The People's Priorities

As lawmakers turn from the November elections to the work of balancing the federal budget, it’s necessary to reflect on the messages that voters conveyed. Americans expect our leaders to make our economy work for working families, invest in education and healthcare, rebuild the middle class, fight for good jobs and oppose efforts to strip Americans of their rights.

An important outcome of these elections, especially given the constant sparring in this area, is that when questions were on the ballot about public education, voters supported public education nearly every time.

Weingarten with students and educators in Toledo, Ohio. Photo by Madalyn Ruggiero.

Californians approved a measure—in these hard economic times—affirming that we have a responsibility to invest in our schools and that the wealthy can afford to pay their fair share. In Ohio, voters passed levies to invest in public schools after years of crippling cuts. Indianans ousted the state superintendent who had sought to run schools like businesses. Voters in Idaho said no to the fixation on standardized testing. And Floridians turned down an expansion of private school voucher programs as well as an initiative that would have resulted in drastic cuts to public education and other public services.

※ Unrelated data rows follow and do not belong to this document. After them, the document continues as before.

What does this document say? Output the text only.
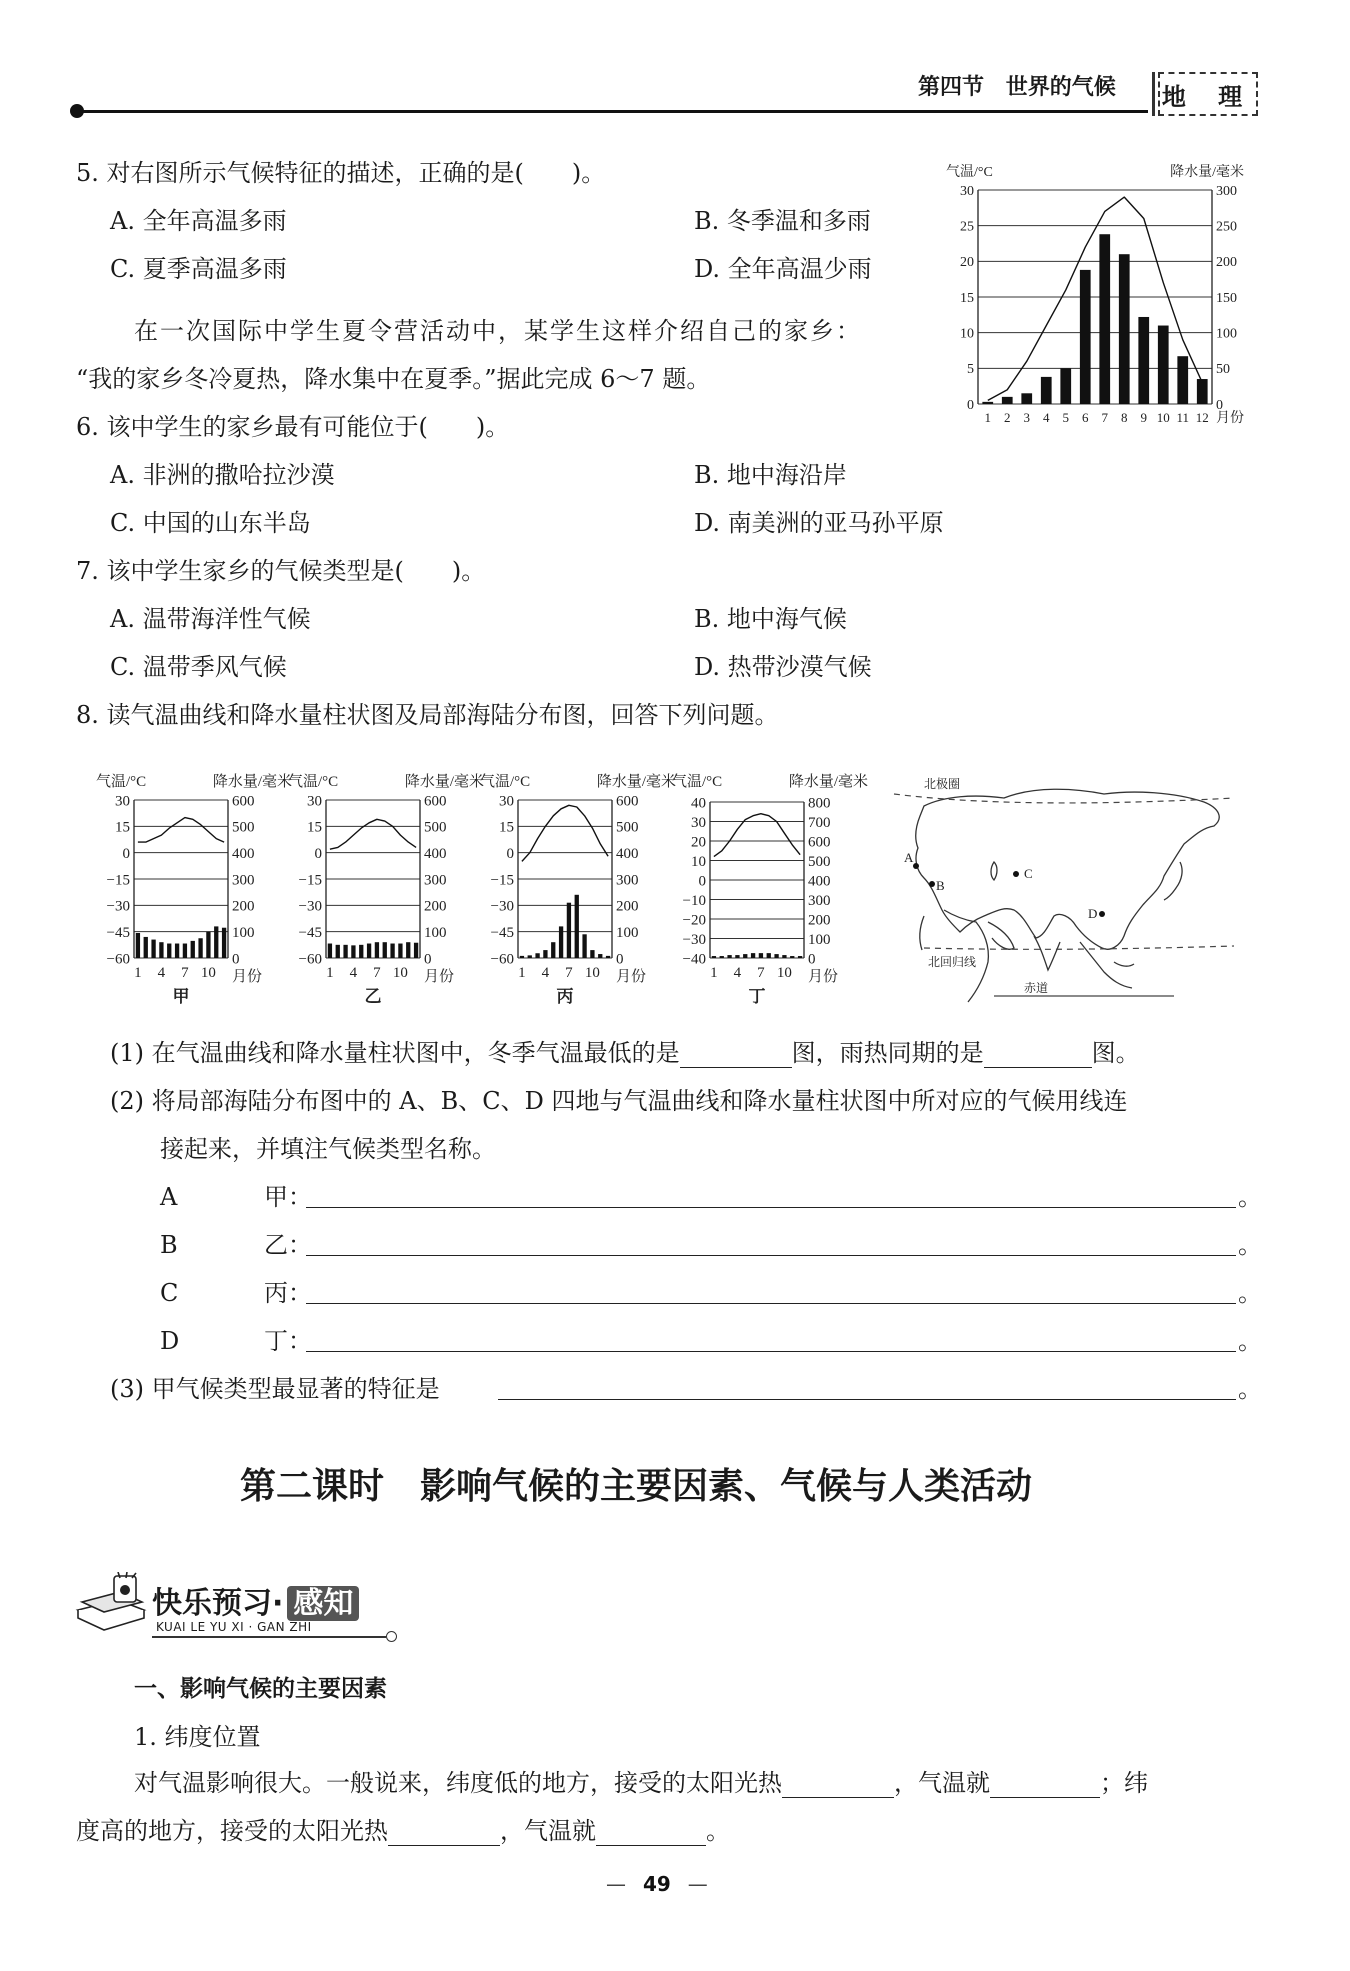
第四节 世界的气候 地 理
5. 对右图所示气候特征的描述，正确的是(　　)。
A. 全年高温多雨	B. 冬季温和多雨
C. 夏季高温多雨	D. 全年高温少雨
气温/°C	降水量/毫米
0	0
5	50
10	100
15	150
20	200
25	250
30	300
1 2 3 4 5 6 7 8 9 10 11 12 月份
在一次国际中学生夏令营活动中，某学生这样介绍自己的家乡：
“我的家乡冬冷夏热，降水集中在夏季。”据此完成 6～7 题。
6. 该中学生的家乡最有可能位于(　　)。
A. 非洲的撒哈拉沙漠	B. 地中海沿岸
C. 中国的山东半岛	D. 南美洲的亚马孙平原
7. 该中学生家乡的气候类型是(　　)。
A. 温带海洋性气候	B. 地中海气候
C. 温带季风气候	D. 热带沙漠气候
8. 读气温曲线和降水量柱状图及局部海陆分布图，回答下列问题。
气温/°C	降水量/毫米
−60	0
−45	100
−30	200
−15	300
0	400
15	500
30	600
1 4 7 10 月份
甲
气温/°C	降水量/毫米
−60	0
−45	100
−30	200
−15	300
0	400
15	500
30	600
1 4 7 10 月份
乙
气温/°C	降水量/毫米
−60	0
−45	100
−30	200
−15	300
0	400
15	500
30	600
1 4 7 10 月份
丙
气温/°C	降水量/毫米
−40	0
−30	100
−20	200
−10	300
0	400
10	500
20	600
30	700
40	800
1 4 7 10 月份
丁
北极圈
北回归线
赤道
A
B
C
D
(1) 在气温曲线和降水量柱状图中，冬季气温最低的是	图，雨热同期的是	图。
(2) 将局部海陆分布图中的 A、B、C、D 四地与气温曲线和降水量柱状图中所对应的气候用线连
接起来，并填注气候类型名称。
A	甲：	。
B	乙：	。
C	丙：	。
D	丁：	。
(3) 甲气候类型最显著的特征是	。
第二课时　影响气候的主要因素、气候与人类活动
快乐预习· 感知
KUAI LE YU XI · GAN ZHI
一、影响气候的主要因素
1. 纬度位置
对气温影响很大。一般说来，纬度低的地方，接受的太阳光热	，气温就	；纬
度高的地方，接受的太阳光热	，气温就	。
— 49 —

Whether concerning education or other issues, voters’ wisdom—that neither deep cuts nor preferential tax policies for the super-wealthy will strengthen our economy or our country—should be the lens through which Congress views negotiations to avert the so-called fiscal cliff.

President Obama made clear in his first news conference after the election that his job is to help the middle class. He said he will fight for balance to ensure that the wealthy pay their fair share, that social safety nets are protected and that we care for the next generation.

That is where public education and teachers unions come in.

Mitt Romney made teachers unions an election issue, saying that he’d deprive them of political voice  and that he’d keep the U.S. Department of Education only so he could use it as a club to beat back teachers unions.

While critics put teachers unions in their crosshairs, the unions in effect serve as proxies for public education. If critics can discredit teachers and their unions, they can build the case for not improving, funding or valuing our public schools.

But facts are stubborn things. The highest-achieving states in the United States are also among the most highly organized. And what priorities does our union, the AFT, organize around? Promoting policies that have proven track records, ensuring adequate and equitable financing of public schools, and ending the harmful fixation on standardized testing.

While probably never intended, the No Child Left Behind Act and the federal Race to the Top program have resulted in such corrosive misuse of testing that test fixation is now the status quo in American public education.

That must change to focus instead on what helps all kids succeed—and what can be scaled up and sustained. That’s why the fiscal cliff debate and its impact on education and investment are so important. We need to target investments on approaches that work: early childhood education; high standards for both students and teachers, such as the Common Core State Standards, matched with high levels of support; shared accountability; wraparound services like healthcare to level the playing field for disadvantaged students; and rich curricula, including the arts and sciences, that light a spark in students.

Electing leaders who will work with us to advance such policies is critically important to America’s educators, nurses and public employees, which is why, on my pre-election visits to 25 states and 59 cities, I saw so many of them volunteer their time to educate voters about the issues and high stakes in this election. I saw many amazing classrooms and schools. But I also met with teachers in Florida who said there is some form of testing in their schools 80 to 90 days each year. I talked to a wonderful teacher in Cleveland who had just retired because, with five classes of up to 50 students each day, she felt she could no longer create a classroom environment that inspires a joy of learning.

We must do right by our children, because when we strengthen access to an excellent education, we are all the better for it.